With great rhetorical elaboration “M. A. (Oxon.)” paints the result of the supersedure of Spiritualistic by Theosophic ideas. In brief, he shows Spiritualism a lifeless corpse—“a body from which the soul has been wrenched, and for which most men will care nothing.” We submit that the reverse is true. Spiritualists wrench the soul from true Spiritualism by their degradation of spirit. Of the infinite they make the finite; of the divine subjective they make the human and limited objective. Are Theosophists materialists? Do not their hearts warm with the same “pure and holy love” for their “loved ones” as those of Spiritualists? Have not many of us sought long years “through the gate of mediumship to have access to the world of spirit”—and vainly sought? The comfort and assurance modern Spiritualism could not give us we found in Theosophy. As a result we believe far more firmly than many Spiritualists—for our belief is based on knowledge—in the communion of our beloved ones with us; but not as materialized spirits with beating hearts and sweating brows.

Holding such views as we do as to logic and fact, you perceive that when a Spiritualist pronounces to us the words dogma and facts, debate is impossible, for there is no common ground upon which we can meet. We decline to break our heads against shadows. If fact and logic were given the consideration they should have, there would be no more temples in this world for exoteric worship, whether Christian or heathen, and the method of the Theosophists would be welcomed as the only one insuring action and progress—a progress that cannot be arrested, since each advance shows yet greater advances to be made.

As to our producing our “Seers” and “their records”—one word. In The Spiritualist of January 11th, I find Dr. Peebles saying that in due time he “will publish such facts about the Dravida Brâhmans as I am (he is) permitted. I say permitted because some of these occurred under the promise and seal of secrecy.” If ever the casual wayfarer is put under an obligation of secrecy, before he is shown some of the less important psycho-physiological phenomena, is it not barely possible that the Brotherhood to which some Theosophists belong, has also doctrines, records, and phenomena, that cannot be revealed to the profane and the indifferent, without any imputation lying against their reality and authoritativeness? This, at least, I believe, “M. A. (Oxon.)” knows. As we do not offensively obtrude ourselves upon an unwilling public, but only answer under compulsion, we can hardly be denounced as contumacious if we produce to a promiscuous public, neither our “Seers” nor “their records.” When Mahomet is ready to go to the mountain it will be found standing in its place.

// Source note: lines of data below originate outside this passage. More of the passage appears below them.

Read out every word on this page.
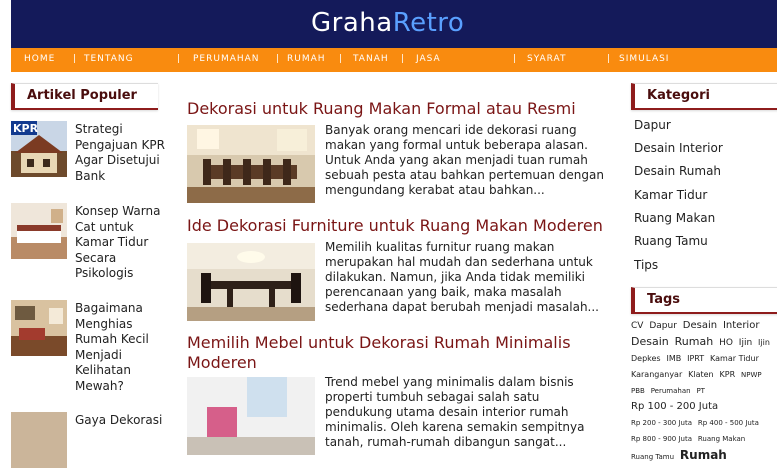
GrahaRetro
HOME | TENTANG	| PERUMAHAN | RUMAH | TANAH | JASA	| SYARAT	| SIMULASI
Artikel Populer
KPR	Strategi Pengajuan KPR Agar Disetujui Bank
Konsep Warna Cat untuk Kamar Tidur Secara Psikologis
Bagaimana Menghias Rumah Kecil Menjadi Kelihatan Mewah?
Gaya Dekorasi
Dekorasi untuk Ruang Makan Formal atau Resmi
Banyak orang mencari ide dekorasi ruang makan yang formal untuk beberapa alasan. Untuk Anda yang akan menjadi tuan rumah sebuah pesta atau bahkan pertemuan dengan mengundang kerabat atau bahkan...
Ide Dekorasi Furniture untuk Ruang Makan Moderen
Memilih kualitas furnitur ruang makan merupakan hal mudah dan sederhana untuk dilakukan. Namun, jika Anda tidak memiliki perencanaan yang baik, maka masalah sederhana dapat berubah menjadi masalah...
Memilih Mebel untuk Dekorasi Rumah Minimalis Moderen
Trend mebel yang minimalis dalam bisnis properti tumbuh sebagai salah satu pendukung utama desain interior rumah minimalis. Oleh karena semakin sempitnya tanah, rumah-rumah dibangun sangat...
Kategori
Dapur
Desain Interior
Desain Rumah
Kamar Tidur
Ruang Makan
Ruang Tamu
Tips
Tags
CV Dapur Desain Interior Desain Rumah HO Ijin Ijin Depkes IMB IPRT Kamar Tidur Karanganyar Klaten KPR NPWP PBB Perumahan PT Rp 100 - 200 Juta Rp 200 - 300 Juta Rp 400 - 500 Juta Rp 800 - 900 Juta Ruang Makan Ruang Tamu Rumah
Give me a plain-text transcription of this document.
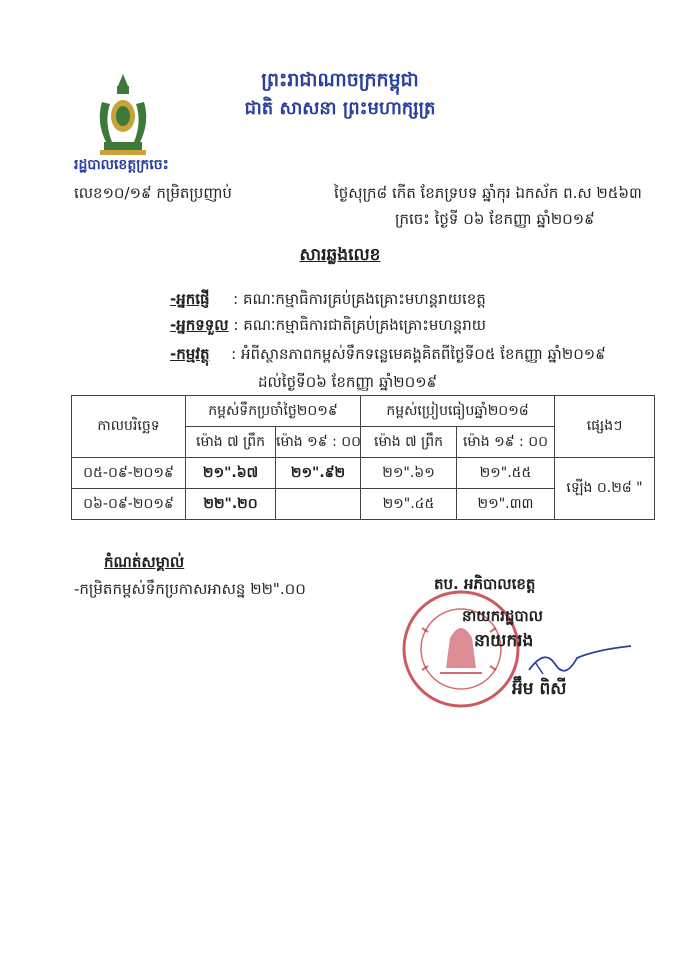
ព្រះរាជាណាចក្រកម្ពុជា
ជាតិ សាសនា ព្រះមហាក្សត្រ
រដ្ឋបាលខេត្តក្រចេះ
លេខ១០/១៩ កម្រិតប្រញាប់	ថ្ងៃសុក្រ៨ កើត ខែភទ្របទ ឆ្នាំកុរ ឯកស័ក ព.ស ២៥៦៣
ក្រចេះ ថ្ងៃទី ០៦ ខែកញ្ញា ឆ្នាំ២០១៩
សារឆ្លងលេខ
-អ្នកផ្ញើ : គណៈកម្មាធិការគ្រប់គ្រងគ្រោះមហន្តរាយខេត្ត
-អ្នកទទួល : គណៈកម្មាធិការជាតិគ្រប់គ្រងគ្រោះមហន្តរាយ
-កម្មវត្ថុ : អំពីស្ថានភាពកម្ពស់ទឹកទន្លេមេគង្គគិតពីថ្ងៃទី០៥ ខែកញ្ញា ឆ្នាំ២០១៩
ដល់ថ្ងៃទី០៦ ខែកញ្ញា ឆ្នាំ២០១៩
កាលបរិច្ឆេទ	កម្ពស់ទឹកប្រចាំថ្ងៃ២០១៩		កម្ពស់ប្រៀបធៀបឆ្នាំ២០១៨		ផ្សេងៗ
	ម៉ោង ៧ ព្រឹក	ម៉ោង ១៩ : ០០	ម៉ោង ៧ ព្រឹក	ម៉ោង ១៩ : ០០	
០៥-០៩-២០១៩	២១".៦៧	២១".៩២	២១".៦១	២១".៥៥	ឡើង ០.២៨ "
០៦-០៩-២០១៩	២២".២០		២១".៤៥	២១".៣៣	
កំណត់សម្គាល់
-កម្រិតកម្ពស់ទឹកប្រកាសអាសន្ន ២២".០០	តប. អភិបាលខេត្ត
នាយករដ្ឋបាល
នាយករង
អ៊ឹម ពិសី
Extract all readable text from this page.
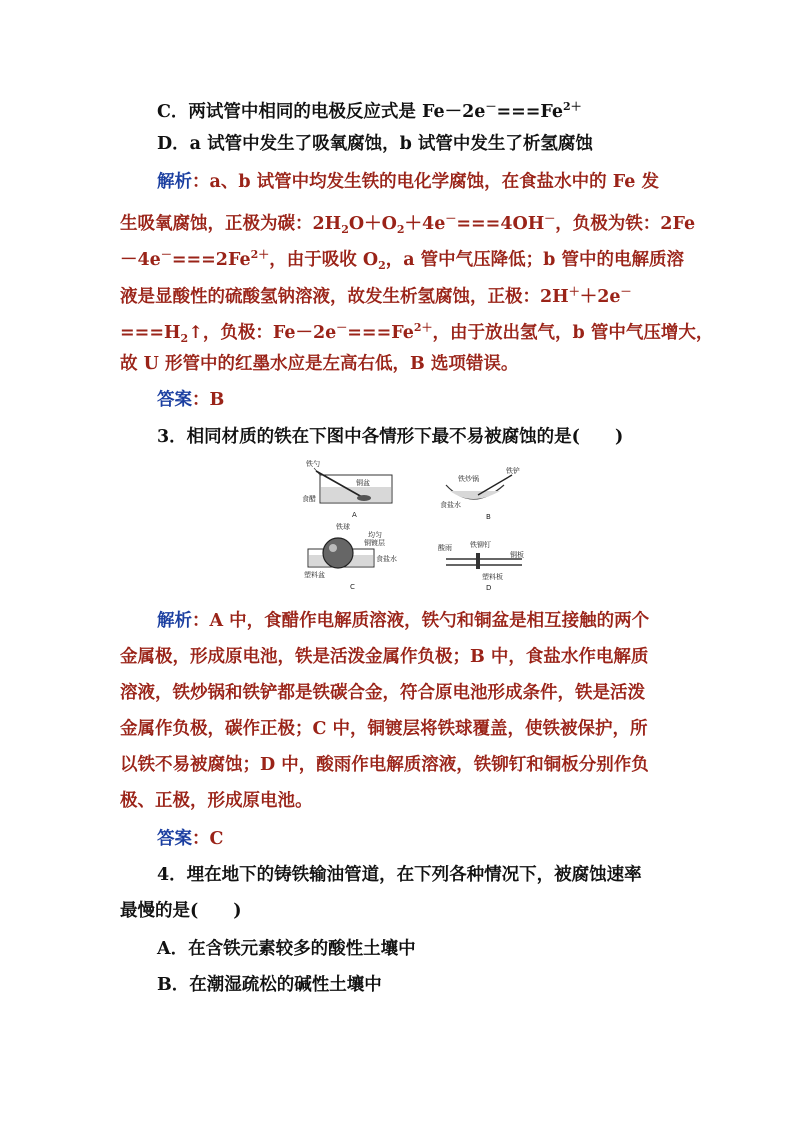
C．两试管中相同的电极反应式是 $Fe-2e^-===Fe^{2+}$
D．a 试管中发生了吸氧腐蚀，b 试管中发生了析氢腐蚀
解析：a、b 试管中均发生铁的电化学腐蚀，在食盐水中的 Fe 发
生吸氧腐蚀，正极为碳：$2H_2O+O_2+4e^-===4OH^-$，负极为铁：2Fe
$-4e^-===2Fe^{2+}$，由于吸收 $O_2$，a 管中气压降低；b 管中的电解质溶
液是显酸性的硫酸氢钠溶液，故发生析氢腐蚀，正极：2H＋＋2e－
$===H_2↑$，负极：$Fe-2e^-===Fe^{2+}$，由于放出氢气，b 管中气压增大，
故 U 形管中的红墨水应是左高右低，B 选项错误。
答案：B
3．相同材质的铁在下图中各情形下最不易被腐蚀的是(　　)
铁勺
铜盆
食醋
A
铁炒锅
铁铲
食盐水
B
铁球
均匀
铜镀层
食盐水
塑料盆
C
酸雨	铁铆钉
铜板
塑料板
D
解析：A 中，食醋作电解质溶液，铁勺和铜盆是相互接触的两个
金属极，形成原电池，铁是活泼金属作负极；B 中，食盐水作电解质
溶液，铁炒锅和铁铲都是铁碳合金，符合原电池形成条件，铁是活泼
金属作负极，碳作正极；C 中，铜镀层将铁球覆盖，使铁被保护，所
以铁不易被腐蚀；D 中，酸雨作电解质溶液，铁铆钉和铜板分别作负
极、正极，形成原电池。
答案：C
4．埋在地下的铸铁输油管道，在下列各种情况下，被腐蚀速率
最慢的是(　　)
A．在含铁元素较多的酸性土壤中
B．在潮湿疏松的碱性土壤中
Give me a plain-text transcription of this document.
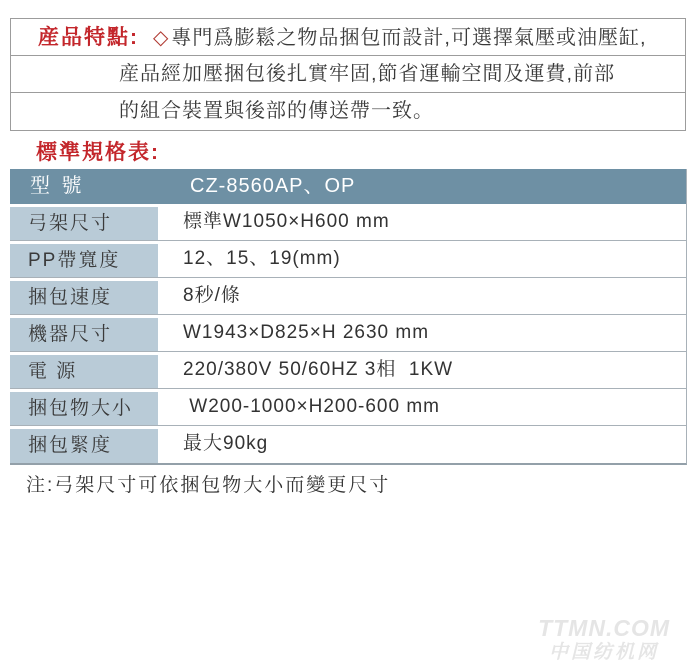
産品特點: ◇ 專門爲膨鬆之物品捆包而設計,可選擇氣壓或油壓缸,
産品經加壓捆包後扎實牢固,節省運輸空間及運費,前部
的組合裝置與後部的傳送帶一致。
標準規格表:
型 號	CZ-8560AP、OP
弓架尺寸	標準W1050×H600 mm
PP帶寬度	12、15、19(mm)
捆包速度	8秒/條
機器尺寸	W1943×D825×H 2630 mm
電 源	220/380V 50/60HZ 3相  1KW
捆包物大小	W200-1000×H200-600 mm
捆包緊度	最大90kg
注:弓架尺寸可依捆包物大小而變更尺寸
TTMN.COM
中国纺机网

And that no one that makes this search may suppose that we Theosophists send him to a place where there are no pitfalls for the unwary, I quote from the famous Commentary on the Bhagavad-Gîtâ of our brother Hurrychund Chintamon, the unqualified admission that “In Hindustan, as in England, there are doctrines for the learned and dogmas for the unlearned; strong meat for men, and milk for babes; facts for the few, and fictions for the many; realities for the wise, and romances for the simple; esoteric truth for the philosopher, and exoteric fable for the fool.” Like the philosophy taught by this author in the work in question, the object of the Theosophical Society “is the cleansing of Spiritual truth.”